AT FOUR o’clock on Friday afternoon, a courier showed up at the desk of the office and handed Catwoman Cathy a gray metallic envelope with Mr. James Atwood printed on the front. There was an invitation inside— one of those expensive-looking ones they sent out for weddings. It said simply:

 

Alcazar entrance, 6pm sharp.

 

The white Range Rover was waiting at the curb when I stepped through the front doors of the Alcazar at six o’clock. Aldo begrudgingly opened the door for me, and I climbed inside.

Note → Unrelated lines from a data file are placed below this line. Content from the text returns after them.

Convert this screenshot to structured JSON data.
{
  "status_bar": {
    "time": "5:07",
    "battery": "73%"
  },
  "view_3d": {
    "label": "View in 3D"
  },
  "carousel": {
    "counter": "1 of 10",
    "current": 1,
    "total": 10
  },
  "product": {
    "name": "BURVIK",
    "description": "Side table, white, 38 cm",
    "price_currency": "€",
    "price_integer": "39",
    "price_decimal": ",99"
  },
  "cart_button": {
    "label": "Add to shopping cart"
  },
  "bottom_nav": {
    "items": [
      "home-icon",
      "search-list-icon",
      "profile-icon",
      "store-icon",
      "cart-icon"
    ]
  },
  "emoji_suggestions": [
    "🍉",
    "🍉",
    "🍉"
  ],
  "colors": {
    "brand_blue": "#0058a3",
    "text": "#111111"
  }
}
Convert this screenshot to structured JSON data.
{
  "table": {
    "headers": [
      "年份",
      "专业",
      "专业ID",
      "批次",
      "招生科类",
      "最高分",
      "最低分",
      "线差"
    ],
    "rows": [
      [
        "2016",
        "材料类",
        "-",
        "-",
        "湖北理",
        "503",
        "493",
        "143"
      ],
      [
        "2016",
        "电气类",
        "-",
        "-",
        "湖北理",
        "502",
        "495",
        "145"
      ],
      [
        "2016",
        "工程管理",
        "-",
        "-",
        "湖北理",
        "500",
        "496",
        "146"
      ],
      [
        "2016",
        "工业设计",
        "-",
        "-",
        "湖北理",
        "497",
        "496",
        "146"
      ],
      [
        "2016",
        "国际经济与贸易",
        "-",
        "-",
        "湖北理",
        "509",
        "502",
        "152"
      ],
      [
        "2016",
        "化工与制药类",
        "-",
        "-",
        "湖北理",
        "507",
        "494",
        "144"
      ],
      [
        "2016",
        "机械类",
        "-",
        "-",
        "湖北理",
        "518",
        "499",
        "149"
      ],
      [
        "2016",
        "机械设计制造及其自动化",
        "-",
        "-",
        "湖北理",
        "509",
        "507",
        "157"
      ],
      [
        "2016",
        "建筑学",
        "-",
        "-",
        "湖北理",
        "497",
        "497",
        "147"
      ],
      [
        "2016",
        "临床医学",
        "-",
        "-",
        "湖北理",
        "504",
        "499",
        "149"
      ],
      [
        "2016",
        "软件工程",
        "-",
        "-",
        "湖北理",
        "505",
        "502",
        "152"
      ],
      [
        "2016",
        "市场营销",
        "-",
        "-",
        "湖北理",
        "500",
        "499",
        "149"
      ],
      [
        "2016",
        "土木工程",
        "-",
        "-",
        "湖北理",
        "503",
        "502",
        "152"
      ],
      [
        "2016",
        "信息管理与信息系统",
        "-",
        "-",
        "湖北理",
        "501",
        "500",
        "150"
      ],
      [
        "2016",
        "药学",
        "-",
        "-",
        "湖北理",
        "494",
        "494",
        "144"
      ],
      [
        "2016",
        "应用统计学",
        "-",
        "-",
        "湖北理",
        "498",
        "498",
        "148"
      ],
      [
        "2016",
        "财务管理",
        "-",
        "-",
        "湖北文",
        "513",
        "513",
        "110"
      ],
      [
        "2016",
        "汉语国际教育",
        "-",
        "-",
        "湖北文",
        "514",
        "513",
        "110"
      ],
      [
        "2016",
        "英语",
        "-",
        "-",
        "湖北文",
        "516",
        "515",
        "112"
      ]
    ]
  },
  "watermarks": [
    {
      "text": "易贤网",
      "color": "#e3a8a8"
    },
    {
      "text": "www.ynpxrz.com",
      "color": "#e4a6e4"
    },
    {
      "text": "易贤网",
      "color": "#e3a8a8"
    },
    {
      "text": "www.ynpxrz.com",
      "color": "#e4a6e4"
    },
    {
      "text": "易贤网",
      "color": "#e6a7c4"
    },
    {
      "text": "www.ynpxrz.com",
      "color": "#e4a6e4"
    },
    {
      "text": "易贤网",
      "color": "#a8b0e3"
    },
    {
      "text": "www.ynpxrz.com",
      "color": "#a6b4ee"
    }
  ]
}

As on the ride in from the airport, I marveled at the supple beauty of the tobacco-colored leather interior and giggled yet again when the seatbelt hugged me without being prompted. This time, however, I tried to remember all of the features Kage had described to me during one of our random conversations. I found the control to lounge back and bring the leg rest up, opened the center console refrigerator and pulled out a chilled bottle of water, and brought the lap desk up and down. All the while, I wished I had someone with whom to share the amazing experience.